Revista Literatura

Estafado

Publicado el 04 agosto 2011 por Netomancia @netomancia
Me sentí estafado. Sin un centavo en los bolsillos y mirando por la ventanilla al hombre que del otro lado se negaba a fiarme un pasaje de colectivo.
Había llegado esta manaña, gastando los últimos billetes. Quince horas en una catramina. Y al bajar en el pueblo, donde me tendrían que haber esperado con un almuerzo y trabajo, me encontré con la estación desolada y apenas un par de almas caminando sus calles de tierra.
Anduve indagando por las pocas casas desperdigadas en aquella planicie con forma de algo y nadie conocía a las personas que me habían mandado a llamar. No soy un erudito pero tampoco hace falta ser estúpido para comprender que a uno lo han engañado.
Y si todo aquello no fuese poco, el hombre de la estación no me quería dar un boleto en calidad de préstamo, no confiando en mi palabra de que al llegar a casa, le conseguía el dinero y se lo hacía llegar por correo. ¡Poca fe la del empleado!
No me quedaba otra que irme hasta la salida de este lugar, encontrar el camino hacia la ruta y allí hacer dedo hasta el norte. Me esperaba un periplo importante y muchas horas por delante.
Le había prometido a la Irma que la llamaba al llegar, pero que la iba a llamar, si tampoco me prestaron el teléfono. Pobre Irma, creyendo que llegaba y me daban el trabajo y que en un par de días ya tenía plata que le mandaba desde acá.
Imagínense, en lugar del dinero, en un par de días, con suerte, le aparecía yo. Cómo para no sentirse mal. ¡Si me llegaba a encontrar a esta gente! ¡Lo que menos era trompearlos! Reírse así de un laburante. No había vergüenza.
En la ruta me levantó un camionero. No me gustó mucho su lenguaje, pero por lo menos íbamos para el mismo lado. Se hicieron largas las horas; a la noche me dejó en una estación de servicios, porque decidió llevarse a otro acompañante, que si bien parecía una mujer, tenía bigotes. Al menos esa rara impresión me había dado en la oscuridad.
Por suerte pude seguir viaje, con un vendedor. Un hombre que vendía repuestos agrarios campo por campo. Mientras hubo estrellas en el cielo, el trayecto se hizo rápido. Al salir el sol, la camioneta comenzó a parar en cada campo y mientras el hombre ofrecía sus productos, yo me dormía siestas de hora, hora y media.
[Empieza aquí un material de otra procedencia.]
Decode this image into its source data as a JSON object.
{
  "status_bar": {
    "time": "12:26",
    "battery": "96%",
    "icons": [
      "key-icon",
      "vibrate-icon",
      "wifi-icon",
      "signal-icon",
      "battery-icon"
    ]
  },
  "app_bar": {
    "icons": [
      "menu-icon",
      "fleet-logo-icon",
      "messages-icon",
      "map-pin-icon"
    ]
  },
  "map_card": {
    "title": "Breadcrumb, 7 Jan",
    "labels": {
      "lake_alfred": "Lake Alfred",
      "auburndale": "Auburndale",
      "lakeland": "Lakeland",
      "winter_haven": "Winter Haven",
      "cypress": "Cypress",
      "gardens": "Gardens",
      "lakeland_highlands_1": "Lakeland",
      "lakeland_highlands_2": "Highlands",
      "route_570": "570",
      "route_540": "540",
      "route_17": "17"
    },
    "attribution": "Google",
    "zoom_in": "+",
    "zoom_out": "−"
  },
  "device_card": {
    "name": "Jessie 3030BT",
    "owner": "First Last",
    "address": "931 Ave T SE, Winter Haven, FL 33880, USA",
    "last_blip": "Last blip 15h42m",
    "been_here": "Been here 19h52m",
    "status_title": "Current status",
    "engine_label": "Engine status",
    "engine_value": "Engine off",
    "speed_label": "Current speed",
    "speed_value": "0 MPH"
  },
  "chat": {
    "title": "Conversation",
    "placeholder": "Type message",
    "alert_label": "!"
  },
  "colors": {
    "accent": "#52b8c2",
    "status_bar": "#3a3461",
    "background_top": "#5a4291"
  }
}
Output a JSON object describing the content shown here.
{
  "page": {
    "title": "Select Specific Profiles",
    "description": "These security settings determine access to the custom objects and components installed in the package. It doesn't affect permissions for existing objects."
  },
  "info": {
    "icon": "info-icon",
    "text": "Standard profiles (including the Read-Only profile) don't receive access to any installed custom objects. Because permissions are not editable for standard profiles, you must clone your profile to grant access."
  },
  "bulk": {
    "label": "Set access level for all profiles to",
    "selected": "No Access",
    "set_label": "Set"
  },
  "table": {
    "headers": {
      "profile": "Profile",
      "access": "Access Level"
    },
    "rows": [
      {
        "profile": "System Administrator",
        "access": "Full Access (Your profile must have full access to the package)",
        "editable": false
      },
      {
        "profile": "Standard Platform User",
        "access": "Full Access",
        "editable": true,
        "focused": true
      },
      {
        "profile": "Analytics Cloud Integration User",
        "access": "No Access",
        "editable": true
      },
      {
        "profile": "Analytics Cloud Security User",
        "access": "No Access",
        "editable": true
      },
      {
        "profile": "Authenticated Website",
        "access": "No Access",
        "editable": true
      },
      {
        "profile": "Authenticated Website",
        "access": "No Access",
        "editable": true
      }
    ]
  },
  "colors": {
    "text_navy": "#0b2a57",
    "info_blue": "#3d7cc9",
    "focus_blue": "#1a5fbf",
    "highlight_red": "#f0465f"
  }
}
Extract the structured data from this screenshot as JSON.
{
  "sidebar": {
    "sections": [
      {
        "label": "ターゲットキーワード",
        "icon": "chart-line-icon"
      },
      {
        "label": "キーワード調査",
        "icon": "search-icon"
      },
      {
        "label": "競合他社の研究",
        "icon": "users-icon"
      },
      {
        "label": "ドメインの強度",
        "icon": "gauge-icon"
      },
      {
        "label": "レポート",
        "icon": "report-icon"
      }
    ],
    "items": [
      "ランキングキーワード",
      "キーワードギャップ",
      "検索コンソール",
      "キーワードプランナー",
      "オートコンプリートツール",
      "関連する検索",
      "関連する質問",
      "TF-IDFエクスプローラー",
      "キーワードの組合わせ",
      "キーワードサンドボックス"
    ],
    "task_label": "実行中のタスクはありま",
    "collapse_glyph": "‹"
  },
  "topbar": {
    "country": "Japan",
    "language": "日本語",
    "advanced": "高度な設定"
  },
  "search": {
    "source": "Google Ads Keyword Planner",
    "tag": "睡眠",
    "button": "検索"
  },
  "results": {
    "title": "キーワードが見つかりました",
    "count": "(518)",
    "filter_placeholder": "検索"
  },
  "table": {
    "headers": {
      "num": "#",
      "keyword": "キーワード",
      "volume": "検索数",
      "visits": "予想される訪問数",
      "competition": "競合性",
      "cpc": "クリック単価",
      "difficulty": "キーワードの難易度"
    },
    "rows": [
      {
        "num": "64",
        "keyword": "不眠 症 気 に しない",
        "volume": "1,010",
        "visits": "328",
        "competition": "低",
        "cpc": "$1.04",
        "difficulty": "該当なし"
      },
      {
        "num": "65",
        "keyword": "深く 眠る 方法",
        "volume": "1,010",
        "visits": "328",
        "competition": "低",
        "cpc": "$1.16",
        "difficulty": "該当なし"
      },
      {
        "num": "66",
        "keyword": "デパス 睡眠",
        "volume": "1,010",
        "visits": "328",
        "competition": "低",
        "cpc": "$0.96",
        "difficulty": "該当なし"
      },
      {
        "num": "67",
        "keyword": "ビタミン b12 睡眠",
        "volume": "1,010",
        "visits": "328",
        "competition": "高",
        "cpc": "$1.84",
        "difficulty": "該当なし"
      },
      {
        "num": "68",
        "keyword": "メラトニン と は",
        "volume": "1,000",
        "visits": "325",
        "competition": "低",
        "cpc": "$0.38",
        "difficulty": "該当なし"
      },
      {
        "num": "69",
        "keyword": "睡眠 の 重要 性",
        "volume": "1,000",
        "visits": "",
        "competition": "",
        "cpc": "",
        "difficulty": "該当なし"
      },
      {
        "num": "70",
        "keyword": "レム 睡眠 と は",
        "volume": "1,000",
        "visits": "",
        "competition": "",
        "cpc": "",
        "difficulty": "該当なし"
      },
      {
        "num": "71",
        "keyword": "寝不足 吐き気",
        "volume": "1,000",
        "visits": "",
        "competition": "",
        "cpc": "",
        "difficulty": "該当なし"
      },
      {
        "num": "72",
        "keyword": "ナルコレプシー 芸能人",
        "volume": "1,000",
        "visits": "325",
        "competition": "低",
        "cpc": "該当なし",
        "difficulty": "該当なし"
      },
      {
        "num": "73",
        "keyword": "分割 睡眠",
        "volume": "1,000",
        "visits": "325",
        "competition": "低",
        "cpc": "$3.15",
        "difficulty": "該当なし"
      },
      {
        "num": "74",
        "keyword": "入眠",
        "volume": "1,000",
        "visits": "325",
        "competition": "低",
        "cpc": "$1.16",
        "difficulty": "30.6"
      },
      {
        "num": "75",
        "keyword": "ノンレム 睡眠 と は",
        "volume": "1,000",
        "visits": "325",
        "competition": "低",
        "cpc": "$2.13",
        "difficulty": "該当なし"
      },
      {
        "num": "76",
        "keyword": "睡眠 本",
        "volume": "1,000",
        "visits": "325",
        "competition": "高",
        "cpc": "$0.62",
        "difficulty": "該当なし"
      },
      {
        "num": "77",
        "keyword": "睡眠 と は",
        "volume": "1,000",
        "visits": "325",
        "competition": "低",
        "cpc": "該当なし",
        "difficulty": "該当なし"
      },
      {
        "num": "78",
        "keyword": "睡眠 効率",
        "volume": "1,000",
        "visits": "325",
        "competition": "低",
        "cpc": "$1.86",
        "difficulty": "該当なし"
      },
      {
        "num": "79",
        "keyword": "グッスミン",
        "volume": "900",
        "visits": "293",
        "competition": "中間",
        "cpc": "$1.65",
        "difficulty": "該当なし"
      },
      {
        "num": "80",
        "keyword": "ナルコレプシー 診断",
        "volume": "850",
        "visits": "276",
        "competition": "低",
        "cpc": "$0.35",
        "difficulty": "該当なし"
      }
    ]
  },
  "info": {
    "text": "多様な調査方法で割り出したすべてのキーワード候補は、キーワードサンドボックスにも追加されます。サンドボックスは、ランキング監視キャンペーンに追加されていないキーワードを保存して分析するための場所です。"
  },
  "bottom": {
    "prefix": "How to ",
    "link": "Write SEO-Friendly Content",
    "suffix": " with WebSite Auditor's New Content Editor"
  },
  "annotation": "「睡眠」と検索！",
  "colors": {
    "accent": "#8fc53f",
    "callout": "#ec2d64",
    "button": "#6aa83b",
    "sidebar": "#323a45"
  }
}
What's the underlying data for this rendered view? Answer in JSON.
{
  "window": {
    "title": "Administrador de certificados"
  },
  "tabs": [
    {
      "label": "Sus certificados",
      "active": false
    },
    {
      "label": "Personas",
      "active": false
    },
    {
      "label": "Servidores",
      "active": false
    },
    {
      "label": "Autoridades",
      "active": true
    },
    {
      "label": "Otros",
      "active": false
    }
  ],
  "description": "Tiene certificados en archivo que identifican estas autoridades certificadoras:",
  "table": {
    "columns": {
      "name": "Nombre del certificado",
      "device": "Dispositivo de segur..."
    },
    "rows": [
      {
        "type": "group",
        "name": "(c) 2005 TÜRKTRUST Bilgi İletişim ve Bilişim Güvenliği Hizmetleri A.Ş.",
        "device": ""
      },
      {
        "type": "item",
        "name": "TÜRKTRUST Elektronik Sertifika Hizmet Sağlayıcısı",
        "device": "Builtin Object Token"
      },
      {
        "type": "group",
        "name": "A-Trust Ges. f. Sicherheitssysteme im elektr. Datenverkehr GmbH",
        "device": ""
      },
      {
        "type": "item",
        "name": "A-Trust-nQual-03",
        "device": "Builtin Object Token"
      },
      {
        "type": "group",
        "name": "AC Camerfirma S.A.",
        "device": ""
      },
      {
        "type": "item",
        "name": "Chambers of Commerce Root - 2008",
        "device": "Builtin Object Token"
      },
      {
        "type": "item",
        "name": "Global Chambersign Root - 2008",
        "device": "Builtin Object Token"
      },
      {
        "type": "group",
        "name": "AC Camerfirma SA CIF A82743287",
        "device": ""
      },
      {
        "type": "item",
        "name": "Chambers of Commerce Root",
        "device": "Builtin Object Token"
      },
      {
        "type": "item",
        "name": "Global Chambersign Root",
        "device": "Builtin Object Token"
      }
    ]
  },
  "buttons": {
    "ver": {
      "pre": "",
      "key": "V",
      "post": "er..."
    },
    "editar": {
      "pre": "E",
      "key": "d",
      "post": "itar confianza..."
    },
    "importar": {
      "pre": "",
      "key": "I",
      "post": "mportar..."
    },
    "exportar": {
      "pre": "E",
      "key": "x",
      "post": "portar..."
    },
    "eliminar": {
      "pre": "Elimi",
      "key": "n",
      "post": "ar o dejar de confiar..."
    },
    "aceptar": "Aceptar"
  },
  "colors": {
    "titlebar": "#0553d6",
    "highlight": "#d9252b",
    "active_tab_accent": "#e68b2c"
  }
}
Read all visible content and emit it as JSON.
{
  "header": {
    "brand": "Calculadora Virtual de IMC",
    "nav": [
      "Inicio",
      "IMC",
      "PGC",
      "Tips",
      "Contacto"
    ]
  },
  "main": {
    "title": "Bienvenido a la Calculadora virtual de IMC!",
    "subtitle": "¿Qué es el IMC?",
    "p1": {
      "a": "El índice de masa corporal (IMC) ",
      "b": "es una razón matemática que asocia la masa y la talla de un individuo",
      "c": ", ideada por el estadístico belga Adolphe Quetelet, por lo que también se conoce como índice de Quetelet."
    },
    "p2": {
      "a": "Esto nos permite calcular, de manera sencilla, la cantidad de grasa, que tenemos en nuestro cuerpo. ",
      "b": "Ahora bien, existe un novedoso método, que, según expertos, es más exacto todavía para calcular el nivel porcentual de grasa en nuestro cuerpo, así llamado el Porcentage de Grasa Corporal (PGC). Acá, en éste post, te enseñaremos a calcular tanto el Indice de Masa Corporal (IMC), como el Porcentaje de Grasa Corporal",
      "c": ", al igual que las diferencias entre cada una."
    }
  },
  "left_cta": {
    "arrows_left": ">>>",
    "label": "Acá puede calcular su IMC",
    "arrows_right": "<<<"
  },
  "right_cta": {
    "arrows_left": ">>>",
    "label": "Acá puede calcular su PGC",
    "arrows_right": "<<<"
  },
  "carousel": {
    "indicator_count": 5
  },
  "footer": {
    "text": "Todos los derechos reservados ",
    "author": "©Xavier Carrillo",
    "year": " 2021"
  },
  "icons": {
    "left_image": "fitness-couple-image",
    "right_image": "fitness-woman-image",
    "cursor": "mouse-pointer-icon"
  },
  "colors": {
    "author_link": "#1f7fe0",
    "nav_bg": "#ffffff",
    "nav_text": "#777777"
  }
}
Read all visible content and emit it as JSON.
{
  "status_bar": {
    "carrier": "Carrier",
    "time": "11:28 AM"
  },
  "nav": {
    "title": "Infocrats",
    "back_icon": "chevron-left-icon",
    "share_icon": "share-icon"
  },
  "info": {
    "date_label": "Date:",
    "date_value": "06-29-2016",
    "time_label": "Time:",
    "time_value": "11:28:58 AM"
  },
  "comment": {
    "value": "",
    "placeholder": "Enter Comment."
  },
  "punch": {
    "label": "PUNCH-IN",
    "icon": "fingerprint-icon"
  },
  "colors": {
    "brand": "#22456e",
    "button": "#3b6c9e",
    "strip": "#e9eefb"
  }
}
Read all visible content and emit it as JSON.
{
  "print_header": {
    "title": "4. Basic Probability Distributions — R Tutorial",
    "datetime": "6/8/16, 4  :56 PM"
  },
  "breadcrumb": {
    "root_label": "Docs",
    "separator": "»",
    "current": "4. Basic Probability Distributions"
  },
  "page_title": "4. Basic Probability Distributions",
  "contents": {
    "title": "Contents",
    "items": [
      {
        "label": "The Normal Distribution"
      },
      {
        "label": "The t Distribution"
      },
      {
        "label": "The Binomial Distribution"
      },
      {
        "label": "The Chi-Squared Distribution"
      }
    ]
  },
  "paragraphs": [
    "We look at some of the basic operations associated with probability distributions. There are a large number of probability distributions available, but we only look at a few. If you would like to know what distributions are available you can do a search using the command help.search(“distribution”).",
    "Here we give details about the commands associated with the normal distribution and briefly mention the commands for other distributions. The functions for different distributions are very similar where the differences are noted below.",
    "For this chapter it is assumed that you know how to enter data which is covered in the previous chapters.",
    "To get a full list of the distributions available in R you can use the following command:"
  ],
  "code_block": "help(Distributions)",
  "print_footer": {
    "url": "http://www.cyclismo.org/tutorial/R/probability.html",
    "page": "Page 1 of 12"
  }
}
Se quedó a pernoctar a cien kilómetros de mi destino, por lo que tuve que buscar otro vehículo. La fortuna pareció entonces ponerse de mi lado o bien, visto desde lo que ahora sé, solo quería apresurar mi desgracia.
Una ambulancia con el nombre de mi pueblo rotulado en los lados pasó rauda por la ruta, pero se detuvo al verme agitar los brazos. El chofer era conocido, no amigo, pero de frecuentar el mismo bar los fines de semana.
Así transcurrieron los últimos kilómetros de mi vida tal como la conocía. Llegamos al amanecer. Las luces apagadas de casa no me llamaron la atención. Pero al abrir la puerta, entré en desesperación. Ningún mueble, ni el televisor ni la heladera vieja, que a pesar de que se caía a pedazos, cumplía su función. Corrí a la habitación y me topé con un par de medias en el suelo. Y nada más.
Me asomé al patio, miré a través del alambrado y vi a los Pérez, siempre madrugadores, tomando unos mates sentados sobre el tronco de paraíso que tienen en el fondo. Me acerqué alarmado, aunque temiendo lo que me tuviesen para decir. Les pregunté por Irma y supe de inmediato que mis temores, que iban creciendo con los segundos, estaban fundamentados.
Me describieron a los tipos que la fueron a buscar, el camión con el que se llevaron las cosas y la felicidad de ella. Comprendí que todo había sido un engaño de la Irma para irse y llevarse todo lo que era de los dos. Otra vez, en pocas horas, me sentí estafado. La diferencia era que seguía sin un centavo en los bolsillos y ya estaba en el lugar donde quería llegar. Me senté en el patio y quedé en silencio.
Es de noche y aún sigo aquí. ¿Acaso tengo otra cosa para hacer?